Entitlement to 10 days of Paid Leave – All employees in the Fair Work system (including part-time and casual employees) will be entitled to 10 days of paid family and domestic violence leave in a 12-month period.

Commencement Period of Leave Entitlement 

The amended paid domestic and family violence leave shall be available to the employee from – 

  • February 1,  2023, for employers with 15 or more employees (medium or large business); and
  • August 1, 2023, for employers with less than 15 employees (small businesses). 

Employees who start their employment on or after the date that the paid leave entitlement can access the full 10 days from their first day onwards. Existing employees will be able to access 10 days of leave from the commencement of the new leave provisions and the leave shall subsequently renew on the employee’s work anniversary.
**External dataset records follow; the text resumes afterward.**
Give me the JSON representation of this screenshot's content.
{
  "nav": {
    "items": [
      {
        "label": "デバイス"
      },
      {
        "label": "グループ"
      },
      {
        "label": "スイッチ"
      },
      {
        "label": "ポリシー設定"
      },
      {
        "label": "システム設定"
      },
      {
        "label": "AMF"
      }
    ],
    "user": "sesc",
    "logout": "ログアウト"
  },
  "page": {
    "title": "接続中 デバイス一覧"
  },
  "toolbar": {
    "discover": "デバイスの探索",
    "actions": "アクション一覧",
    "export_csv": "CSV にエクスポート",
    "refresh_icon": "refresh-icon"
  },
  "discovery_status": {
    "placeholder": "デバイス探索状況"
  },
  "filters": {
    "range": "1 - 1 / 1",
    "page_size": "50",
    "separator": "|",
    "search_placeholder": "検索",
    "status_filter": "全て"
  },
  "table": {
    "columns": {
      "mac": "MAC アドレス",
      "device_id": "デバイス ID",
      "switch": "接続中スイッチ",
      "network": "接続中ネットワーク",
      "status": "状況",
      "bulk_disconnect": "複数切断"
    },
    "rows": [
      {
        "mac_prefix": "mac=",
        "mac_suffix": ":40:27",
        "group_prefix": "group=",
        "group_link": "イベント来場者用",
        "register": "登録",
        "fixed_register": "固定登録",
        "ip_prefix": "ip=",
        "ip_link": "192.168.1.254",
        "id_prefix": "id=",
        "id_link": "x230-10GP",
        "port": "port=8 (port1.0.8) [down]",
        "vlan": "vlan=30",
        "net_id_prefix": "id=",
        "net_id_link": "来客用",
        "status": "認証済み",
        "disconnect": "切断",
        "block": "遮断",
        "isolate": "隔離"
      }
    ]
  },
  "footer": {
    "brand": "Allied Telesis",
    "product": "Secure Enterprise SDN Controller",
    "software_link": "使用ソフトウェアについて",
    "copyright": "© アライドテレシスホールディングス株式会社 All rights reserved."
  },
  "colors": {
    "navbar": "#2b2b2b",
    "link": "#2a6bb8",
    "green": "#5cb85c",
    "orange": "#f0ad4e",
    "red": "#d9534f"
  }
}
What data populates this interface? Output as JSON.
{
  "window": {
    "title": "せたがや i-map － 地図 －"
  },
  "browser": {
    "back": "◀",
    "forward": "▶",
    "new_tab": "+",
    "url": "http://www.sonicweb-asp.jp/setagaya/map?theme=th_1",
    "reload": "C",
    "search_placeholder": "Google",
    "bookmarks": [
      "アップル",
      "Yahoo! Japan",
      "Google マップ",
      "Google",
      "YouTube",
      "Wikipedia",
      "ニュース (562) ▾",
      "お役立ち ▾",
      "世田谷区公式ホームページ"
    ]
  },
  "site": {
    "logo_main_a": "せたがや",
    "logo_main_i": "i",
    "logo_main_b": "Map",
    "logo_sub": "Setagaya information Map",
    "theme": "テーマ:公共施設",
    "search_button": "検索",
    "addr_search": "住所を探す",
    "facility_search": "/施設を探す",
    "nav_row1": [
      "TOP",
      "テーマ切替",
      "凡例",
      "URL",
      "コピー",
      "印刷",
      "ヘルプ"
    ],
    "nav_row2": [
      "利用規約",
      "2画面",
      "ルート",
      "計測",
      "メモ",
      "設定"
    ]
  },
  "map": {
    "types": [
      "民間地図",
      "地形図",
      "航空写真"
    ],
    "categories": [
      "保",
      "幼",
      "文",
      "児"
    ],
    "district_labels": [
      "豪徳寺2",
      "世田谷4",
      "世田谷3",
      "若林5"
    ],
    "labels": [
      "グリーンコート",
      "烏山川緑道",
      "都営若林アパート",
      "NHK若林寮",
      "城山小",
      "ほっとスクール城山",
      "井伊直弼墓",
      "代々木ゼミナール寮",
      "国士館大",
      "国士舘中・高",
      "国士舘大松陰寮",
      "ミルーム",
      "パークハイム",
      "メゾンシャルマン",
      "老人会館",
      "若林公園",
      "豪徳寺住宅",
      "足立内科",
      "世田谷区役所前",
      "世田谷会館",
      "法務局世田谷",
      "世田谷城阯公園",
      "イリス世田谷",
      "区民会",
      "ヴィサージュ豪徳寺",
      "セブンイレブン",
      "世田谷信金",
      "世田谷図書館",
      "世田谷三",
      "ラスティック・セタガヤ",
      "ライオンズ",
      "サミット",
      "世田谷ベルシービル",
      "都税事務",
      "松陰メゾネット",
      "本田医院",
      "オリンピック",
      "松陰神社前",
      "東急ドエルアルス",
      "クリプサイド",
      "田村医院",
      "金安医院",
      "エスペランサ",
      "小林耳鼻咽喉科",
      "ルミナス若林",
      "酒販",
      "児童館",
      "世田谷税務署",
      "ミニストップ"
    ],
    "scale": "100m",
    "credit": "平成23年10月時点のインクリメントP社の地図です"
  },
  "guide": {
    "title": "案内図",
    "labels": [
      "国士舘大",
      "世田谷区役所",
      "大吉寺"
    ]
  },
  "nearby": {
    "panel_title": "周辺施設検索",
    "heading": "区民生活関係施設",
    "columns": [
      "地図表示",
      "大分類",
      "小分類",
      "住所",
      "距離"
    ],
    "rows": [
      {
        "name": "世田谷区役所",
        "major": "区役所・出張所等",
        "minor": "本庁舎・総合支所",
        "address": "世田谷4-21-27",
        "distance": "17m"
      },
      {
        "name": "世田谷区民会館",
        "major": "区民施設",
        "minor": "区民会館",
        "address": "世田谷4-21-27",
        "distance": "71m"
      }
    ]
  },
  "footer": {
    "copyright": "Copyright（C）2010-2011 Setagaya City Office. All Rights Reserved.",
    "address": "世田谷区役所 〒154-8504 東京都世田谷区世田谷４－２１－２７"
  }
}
The leave cannot be accumulated and carried over to the next year if the employee does not utilize them in the current year. 

Who can take Paid Family and Domestic Violence Leave?
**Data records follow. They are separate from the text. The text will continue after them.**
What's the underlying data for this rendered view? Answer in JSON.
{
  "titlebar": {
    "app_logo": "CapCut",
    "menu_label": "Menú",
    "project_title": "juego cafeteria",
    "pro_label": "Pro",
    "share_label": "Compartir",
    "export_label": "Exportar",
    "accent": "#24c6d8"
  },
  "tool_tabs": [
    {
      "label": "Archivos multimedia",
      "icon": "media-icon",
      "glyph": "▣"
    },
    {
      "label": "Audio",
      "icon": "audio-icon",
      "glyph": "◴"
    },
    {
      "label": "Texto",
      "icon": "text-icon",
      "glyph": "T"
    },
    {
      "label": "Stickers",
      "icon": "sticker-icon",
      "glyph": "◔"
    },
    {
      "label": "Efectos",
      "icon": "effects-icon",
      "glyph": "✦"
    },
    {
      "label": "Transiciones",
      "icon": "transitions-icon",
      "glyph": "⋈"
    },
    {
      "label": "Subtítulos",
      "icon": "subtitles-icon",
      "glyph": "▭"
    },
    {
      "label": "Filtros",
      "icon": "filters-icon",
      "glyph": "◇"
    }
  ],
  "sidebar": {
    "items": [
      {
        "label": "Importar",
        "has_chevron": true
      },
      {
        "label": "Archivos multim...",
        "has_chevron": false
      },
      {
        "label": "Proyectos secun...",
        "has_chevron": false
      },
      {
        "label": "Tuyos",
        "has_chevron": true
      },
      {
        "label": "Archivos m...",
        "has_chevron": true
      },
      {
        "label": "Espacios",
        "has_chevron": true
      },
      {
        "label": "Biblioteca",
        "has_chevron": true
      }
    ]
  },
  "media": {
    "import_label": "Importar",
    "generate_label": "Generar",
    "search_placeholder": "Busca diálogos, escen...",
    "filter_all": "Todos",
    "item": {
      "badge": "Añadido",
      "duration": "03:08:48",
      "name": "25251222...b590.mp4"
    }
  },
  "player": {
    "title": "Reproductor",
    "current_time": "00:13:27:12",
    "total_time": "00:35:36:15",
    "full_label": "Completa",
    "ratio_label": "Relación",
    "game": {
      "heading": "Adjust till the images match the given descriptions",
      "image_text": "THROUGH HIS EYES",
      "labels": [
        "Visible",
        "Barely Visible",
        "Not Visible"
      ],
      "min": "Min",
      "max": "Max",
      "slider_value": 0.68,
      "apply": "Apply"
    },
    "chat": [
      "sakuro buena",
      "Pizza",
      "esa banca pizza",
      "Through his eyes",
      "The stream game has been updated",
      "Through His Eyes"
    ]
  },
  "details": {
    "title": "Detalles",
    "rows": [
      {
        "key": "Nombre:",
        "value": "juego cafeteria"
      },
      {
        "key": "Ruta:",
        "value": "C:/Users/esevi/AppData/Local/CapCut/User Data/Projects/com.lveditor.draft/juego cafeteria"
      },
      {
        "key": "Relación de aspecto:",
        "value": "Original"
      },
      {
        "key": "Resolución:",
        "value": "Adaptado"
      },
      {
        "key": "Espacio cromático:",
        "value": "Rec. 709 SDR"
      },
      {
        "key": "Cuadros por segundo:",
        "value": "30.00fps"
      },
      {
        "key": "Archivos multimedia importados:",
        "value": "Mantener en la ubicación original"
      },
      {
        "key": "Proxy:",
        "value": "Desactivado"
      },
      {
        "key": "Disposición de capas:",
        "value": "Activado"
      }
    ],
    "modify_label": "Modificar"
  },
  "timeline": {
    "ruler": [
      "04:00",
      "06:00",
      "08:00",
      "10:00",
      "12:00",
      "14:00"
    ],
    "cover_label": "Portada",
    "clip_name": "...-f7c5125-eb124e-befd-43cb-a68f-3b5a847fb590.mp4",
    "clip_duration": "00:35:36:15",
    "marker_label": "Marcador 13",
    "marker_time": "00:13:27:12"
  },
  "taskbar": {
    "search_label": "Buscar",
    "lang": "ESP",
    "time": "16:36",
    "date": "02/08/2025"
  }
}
Employees (including casual and part-time employees) shall be entitled to paid family and domestic violence leave, in order to deal with the impact of violence, and as such cannot deal with the issues outside their regular working hours. This includes – the employee making arrangements for their safety, or the safety of a close relative (including relocation), attending court hearings, accessing police services, counseling, and medical appointments, etc.

Expanding the definition of “Family and Domestic Violence”

The FW Act under section 106B(2) currently defines “family and domestic violence” to mean “violent, threatening or other abusive behavior by a close relative of an employee that seeks to coerce or control the employee or causes the employee harm or to be fearful”. 

The amendment has extended the definition of family and domestic violence to include the conduct of “a member of an employee’s household, or a current or former intimate partner of an employee”.

Payment for Leave

Employers will be entitled to pay family and domestic violence leave as follows:

  • Full-time and part-time employees at their full rate of pay; and
  • Casual employees at their full rate or pay for the hours they were rostered to work in the period they took leave.

Evidentiary Requirements

Employers have the right to request proof that an employee needs to take domestic and family leave. Employers can only use this information to confirm that the employee has a legitimate request for leave. Employers are not prohibited to disclose the information if the disclosure is required by law, is necessary to safeguard the life, health, or safety of the employee or another person, or is made with the employee’s consent.

Failure to comply with the proposed paid family and domestic violence leave provisions will result in violations of the civil remedy provisions under Part 4-1 of the FW Act, subjecting employers and other people, including managers, to hefty fines and penalties.


Employees can still access 5 days of unpaid family and domestic violence leave until the new paid leave entitlement becomes available to them. But, effective February 1, 2023, employers must make sure they abide by the new amendment and offer enhanced benefits to the appropriate employees by educating and training, reviewing and updating systems, policies, and procedures to ensure compliance, and putting in place record-keeping procedures to keep track of leave taken.

Disclaimer: The material provided above is for informational purposes only and is subject to change. We endeavor to keep all material up-to-date and correct but make no representations about the information's completeness, accuracy, or reliability. Laws vary by jurisdiction and are subject to change and interpretation based on individual factors that may differ between organizations. The material is not meant to constitute legal advice and we suggest you seek the advice of legal counsel in connection with any of the information presented.